One of the contentious parts of divorce is the dividing of property. Each state outlines how a judge will divide property, which may make the process easier.
One thing to understand is the difference between separate and community property and how this affects the division of assets.
Separate vs. community property
According to FindLaw, separate property generally refers to assets acquired outside of the marriage, while community, or marital, property refers to things purchased during the marriage. Some examples of separate property include:
- Assets acquired by one spouse before entering into the marriage
- Assets and debts named as separate property in a prenuptial or postnuptial agreement
- Inheritances or gifts given to one spouse during or before the marriage
- Assets acquired during the marriage by one spouse and not used or owned by the other spouse (except in community property states)

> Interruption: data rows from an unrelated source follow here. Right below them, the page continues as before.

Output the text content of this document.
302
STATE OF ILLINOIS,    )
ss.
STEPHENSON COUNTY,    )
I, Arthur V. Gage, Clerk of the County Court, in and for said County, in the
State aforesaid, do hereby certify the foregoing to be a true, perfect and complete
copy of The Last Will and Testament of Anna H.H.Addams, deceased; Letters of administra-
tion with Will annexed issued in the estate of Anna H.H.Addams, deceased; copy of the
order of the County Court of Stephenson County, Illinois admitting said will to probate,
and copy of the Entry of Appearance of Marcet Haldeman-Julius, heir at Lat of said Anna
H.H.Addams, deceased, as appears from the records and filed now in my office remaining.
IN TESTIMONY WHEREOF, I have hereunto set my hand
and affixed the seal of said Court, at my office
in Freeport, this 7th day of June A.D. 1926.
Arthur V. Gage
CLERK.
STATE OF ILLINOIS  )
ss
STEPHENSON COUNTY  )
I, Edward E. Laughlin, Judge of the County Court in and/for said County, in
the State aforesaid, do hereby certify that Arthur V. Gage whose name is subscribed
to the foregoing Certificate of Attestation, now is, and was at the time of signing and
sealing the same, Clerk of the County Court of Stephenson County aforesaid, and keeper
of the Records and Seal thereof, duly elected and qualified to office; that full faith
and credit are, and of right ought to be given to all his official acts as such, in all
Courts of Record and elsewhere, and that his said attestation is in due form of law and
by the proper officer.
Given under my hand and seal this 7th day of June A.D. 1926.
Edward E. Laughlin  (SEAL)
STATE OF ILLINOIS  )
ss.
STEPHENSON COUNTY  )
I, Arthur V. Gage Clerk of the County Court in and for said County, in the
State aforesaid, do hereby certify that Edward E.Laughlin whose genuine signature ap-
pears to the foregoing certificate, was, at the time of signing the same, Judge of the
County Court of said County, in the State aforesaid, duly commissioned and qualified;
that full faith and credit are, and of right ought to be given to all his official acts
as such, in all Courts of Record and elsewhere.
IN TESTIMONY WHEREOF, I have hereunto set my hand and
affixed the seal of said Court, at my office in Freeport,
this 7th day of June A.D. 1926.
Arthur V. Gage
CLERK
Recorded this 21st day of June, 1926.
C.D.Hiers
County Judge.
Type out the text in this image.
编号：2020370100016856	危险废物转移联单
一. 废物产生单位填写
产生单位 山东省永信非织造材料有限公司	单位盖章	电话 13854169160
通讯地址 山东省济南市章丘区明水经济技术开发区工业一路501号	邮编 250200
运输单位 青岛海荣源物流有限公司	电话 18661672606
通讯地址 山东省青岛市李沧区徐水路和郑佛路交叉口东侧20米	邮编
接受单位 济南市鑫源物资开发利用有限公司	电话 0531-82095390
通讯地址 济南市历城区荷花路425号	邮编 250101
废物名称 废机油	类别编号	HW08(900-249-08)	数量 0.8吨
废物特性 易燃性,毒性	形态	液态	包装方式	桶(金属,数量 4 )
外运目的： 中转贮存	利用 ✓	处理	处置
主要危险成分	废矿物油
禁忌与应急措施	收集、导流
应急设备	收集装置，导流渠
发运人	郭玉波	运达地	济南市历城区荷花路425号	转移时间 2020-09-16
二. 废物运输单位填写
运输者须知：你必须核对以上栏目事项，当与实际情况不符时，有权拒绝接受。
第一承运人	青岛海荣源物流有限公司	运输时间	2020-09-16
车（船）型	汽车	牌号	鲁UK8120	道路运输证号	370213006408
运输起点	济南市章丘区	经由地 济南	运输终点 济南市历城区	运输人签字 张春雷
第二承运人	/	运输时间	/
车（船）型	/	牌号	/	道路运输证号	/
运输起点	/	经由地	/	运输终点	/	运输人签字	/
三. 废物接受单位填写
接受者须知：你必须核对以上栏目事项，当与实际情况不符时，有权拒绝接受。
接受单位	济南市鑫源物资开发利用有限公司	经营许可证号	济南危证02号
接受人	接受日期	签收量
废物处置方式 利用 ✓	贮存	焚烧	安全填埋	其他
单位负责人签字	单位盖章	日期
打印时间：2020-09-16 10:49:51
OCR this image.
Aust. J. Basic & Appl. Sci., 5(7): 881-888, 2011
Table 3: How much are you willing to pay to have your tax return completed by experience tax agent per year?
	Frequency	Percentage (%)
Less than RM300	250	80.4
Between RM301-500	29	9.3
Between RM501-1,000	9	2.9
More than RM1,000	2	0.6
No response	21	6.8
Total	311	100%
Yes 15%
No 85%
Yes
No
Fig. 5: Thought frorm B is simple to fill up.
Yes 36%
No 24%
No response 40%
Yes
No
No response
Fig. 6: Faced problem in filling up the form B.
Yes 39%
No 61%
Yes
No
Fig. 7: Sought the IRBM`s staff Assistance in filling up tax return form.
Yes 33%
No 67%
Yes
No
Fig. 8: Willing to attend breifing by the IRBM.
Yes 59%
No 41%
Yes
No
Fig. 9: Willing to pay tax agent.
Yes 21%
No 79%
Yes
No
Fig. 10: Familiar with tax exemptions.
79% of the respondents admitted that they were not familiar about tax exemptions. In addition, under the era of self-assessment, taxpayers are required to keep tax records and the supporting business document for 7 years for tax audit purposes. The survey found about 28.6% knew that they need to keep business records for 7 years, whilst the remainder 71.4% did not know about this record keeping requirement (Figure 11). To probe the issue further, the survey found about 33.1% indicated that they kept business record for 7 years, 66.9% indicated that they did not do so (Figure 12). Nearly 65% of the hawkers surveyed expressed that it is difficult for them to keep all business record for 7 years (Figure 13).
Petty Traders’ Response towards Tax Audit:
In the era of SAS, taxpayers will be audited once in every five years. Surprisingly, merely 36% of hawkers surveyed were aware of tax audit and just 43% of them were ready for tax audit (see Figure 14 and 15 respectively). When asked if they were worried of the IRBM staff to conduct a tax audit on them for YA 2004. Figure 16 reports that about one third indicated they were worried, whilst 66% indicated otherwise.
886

- Personal injury awards (except in community property states)
All other assets acquired by the couple during the marriage are marital property.
Property division in Texas
According to the Texas government family code, Texas is a community property state. This means that property acquired and owned separately during the marriage as well as personal injury awards are marital property. Only property acquired in a different state that classifies as separate property is exempt.
The court divides community property in a just and fair way to each spouse and to shared children. In regard to income, the court will regard it as separate property if the spouses submit a written agreement.
In regard to insurance benefits, the judge will divide the rights based on the policy terms. Regarding retirement accounts, pension plans, stock options or employee benefits, the judge will determine the rights of each spouse and divide accordingly.